One Provider’s Advice: Tips to Streamline Your Inventory

By Charles Hodge
Vice President and Chief Procurement Officer – Seattle Children’s Hospital

Designing and implementing a smarter inventory process doesn’t have to be a complex, drawn-out process. Seattle Children’s Hospital is in the process of implementing a simple, just-in-time process for efficiently maintaining small inventories near the point of care. My perspective comes from spending 15 years managing supply chains in the manufacturing industry. I’m convinced the same principals and paradigms can help health care achieve the same improvements in accuracy, automation, speed, and cost-control.

You Don’t Need More Expensive Technology – In health care, we tend to throw money at new technology to make complex distribution processes faster. But that’s never the answer. Saving time and money calls for simplifying processes. Strip down your process to a simple visual queue and track how inventory flows through your organization. In all likelihood, you can accelerate these flows without huge technology investments. Set up simple bins and basic wire racks at key traffic areas and the point of care.

Barcodes Are the Key.
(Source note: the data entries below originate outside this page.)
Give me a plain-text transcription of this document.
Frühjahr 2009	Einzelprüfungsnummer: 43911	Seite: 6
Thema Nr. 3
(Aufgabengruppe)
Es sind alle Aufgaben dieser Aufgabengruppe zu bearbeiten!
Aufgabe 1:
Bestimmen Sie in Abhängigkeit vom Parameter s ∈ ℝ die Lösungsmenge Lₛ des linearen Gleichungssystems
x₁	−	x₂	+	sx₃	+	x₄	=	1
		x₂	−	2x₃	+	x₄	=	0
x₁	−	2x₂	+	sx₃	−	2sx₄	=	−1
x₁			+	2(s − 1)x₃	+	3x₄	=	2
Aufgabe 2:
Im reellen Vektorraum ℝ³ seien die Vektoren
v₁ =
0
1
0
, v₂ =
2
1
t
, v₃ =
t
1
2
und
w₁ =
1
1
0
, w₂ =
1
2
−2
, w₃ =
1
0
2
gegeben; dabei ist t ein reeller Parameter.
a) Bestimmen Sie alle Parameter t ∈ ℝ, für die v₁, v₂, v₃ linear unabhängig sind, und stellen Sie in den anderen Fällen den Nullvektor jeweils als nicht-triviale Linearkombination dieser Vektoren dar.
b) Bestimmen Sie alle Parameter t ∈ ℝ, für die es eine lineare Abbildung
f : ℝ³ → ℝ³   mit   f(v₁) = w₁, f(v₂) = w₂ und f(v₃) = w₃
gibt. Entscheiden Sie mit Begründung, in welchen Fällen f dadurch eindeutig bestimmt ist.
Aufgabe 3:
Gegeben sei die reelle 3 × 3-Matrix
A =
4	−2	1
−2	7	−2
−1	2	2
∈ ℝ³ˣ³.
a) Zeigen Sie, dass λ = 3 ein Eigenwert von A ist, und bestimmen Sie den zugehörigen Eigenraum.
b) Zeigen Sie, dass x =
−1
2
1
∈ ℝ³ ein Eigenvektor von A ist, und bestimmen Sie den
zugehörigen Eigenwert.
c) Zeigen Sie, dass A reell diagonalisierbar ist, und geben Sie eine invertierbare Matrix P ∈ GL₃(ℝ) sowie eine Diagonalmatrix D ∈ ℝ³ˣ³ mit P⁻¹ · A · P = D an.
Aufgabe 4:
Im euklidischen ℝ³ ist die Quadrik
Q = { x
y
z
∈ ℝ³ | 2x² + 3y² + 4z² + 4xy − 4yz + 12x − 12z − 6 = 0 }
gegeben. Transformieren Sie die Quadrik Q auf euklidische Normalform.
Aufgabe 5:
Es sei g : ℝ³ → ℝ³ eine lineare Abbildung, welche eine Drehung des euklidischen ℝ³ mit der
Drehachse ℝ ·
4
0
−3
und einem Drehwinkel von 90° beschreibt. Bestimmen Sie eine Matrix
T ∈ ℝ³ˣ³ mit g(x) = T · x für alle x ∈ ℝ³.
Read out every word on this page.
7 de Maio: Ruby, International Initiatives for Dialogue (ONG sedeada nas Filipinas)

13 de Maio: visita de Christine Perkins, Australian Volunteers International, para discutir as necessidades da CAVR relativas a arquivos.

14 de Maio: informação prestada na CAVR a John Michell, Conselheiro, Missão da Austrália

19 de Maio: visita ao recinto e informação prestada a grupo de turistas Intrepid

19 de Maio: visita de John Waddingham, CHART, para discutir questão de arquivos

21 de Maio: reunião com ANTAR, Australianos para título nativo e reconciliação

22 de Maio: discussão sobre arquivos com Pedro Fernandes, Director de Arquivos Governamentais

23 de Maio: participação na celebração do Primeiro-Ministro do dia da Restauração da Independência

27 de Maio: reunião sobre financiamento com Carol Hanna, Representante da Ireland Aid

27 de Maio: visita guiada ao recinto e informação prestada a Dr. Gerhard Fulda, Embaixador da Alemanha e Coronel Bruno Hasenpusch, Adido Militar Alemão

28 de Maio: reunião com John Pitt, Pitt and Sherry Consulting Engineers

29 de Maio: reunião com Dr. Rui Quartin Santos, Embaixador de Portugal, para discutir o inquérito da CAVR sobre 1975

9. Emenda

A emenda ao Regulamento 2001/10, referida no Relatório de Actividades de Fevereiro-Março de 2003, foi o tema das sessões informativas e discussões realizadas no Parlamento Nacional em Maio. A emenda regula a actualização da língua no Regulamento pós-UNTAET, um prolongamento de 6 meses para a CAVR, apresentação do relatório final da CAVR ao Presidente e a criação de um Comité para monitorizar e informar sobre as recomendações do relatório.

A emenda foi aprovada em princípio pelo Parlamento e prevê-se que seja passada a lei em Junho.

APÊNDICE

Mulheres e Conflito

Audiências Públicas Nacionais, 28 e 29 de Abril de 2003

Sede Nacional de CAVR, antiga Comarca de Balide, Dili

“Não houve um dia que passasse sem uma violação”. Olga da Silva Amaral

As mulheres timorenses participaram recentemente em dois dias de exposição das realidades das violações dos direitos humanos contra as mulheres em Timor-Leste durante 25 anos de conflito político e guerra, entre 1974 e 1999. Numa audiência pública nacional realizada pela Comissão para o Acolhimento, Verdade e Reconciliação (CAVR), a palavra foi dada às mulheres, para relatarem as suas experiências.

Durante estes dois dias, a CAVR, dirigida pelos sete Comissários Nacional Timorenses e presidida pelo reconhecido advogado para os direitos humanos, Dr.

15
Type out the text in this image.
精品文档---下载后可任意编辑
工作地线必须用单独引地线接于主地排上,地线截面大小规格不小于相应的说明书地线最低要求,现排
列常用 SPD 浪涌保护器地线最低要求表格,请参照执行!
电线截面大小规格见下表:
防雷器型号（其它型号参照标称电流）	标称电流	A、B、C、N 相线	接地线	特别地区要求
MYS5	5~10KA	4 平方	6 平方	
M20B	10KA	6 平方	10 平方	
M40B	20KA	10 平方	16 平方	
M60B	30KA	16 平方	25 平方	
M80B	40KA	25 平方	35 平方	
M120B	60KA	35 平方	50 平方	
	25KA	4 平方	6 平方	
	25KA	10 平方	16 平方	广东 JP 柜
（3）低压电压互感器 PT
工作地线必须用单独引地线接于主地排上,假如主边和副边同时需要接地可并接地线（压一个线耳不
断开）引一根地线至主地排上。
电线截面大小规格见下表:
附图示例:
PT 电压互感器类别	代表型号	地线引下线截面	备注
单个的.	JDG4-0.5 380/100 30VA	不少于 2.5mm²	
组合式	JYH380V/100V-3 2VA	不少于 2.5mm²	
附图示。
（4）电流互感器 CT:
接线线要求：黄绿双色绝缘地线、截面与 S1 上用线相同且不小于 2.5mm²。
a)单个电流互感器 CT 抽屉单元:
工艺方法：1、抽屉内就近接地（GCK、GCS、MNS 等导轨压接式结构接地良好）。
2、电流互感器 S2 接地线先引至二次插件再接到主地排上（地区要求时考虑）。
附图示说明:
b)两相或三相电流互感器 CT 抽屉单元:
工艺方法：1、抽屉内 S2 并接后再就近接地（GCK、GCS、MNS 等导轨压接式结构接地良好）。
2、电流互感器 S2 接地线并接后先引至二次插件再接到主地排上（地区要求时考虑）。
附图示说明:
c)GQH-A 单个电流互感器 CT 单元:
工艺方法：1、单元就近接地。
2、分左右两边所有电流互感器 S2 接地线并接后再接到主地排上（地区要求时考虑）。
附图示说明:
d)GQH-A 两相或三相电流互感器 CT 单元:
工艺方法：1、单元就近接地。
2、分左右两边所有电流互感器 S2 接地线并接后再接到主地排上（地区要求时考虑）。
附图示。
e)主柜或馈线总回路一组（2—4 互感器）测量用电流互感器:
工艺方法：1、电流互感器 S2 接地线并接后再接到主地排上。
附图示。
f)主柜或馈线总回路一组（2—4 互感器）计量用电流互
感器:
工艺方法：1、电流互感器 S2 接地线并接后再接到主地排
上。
Yes, barcodes are technology – but they are simple, proven, and inexpensive. You don’t need to scan every item unless granular precision is needed. In many instances, putting bar codes on the bins that are housed throughout your facility and scanning when the bin is empty will help to improve accuracy and efficiency.

Get Rid of the Warehouse. There’s no need – and no value – in managing a 40,000 sf warehouse housing millions of dollars in inventory. Work with vendors and distributors to have them maintain custody of and manage that material. For just $200,000, my hospital eliminated the need for a $5 million warehouse and achieved a $2.5 million return in the first year.

Get Physicians Out of the Inventory Control Process. Remember, your hospital’s mission is patient care--not inventory control. Don’t force physicians and other clinical staff to take stock, notify you about shortages, feel pressure to squirrel away “extra” supplies, or make off-contract purchases of non-standard goods. Let them focus on what they do best: caring for sick patients.

Pilot It and Expand. It’s important to get some early wins and prove the validity of the approach. Start with one department in one facility. Once you have the data, expand the deployment rapidly – you don’t want to delay your ROI too long or the project can lose its momentum

Ensure You Have Executive Sponsorship. There’s no substitute for executives who are firmly committed to continuous process improvements. Make sure you secure their strong support and communicate your results early and often to keep the momentum in place.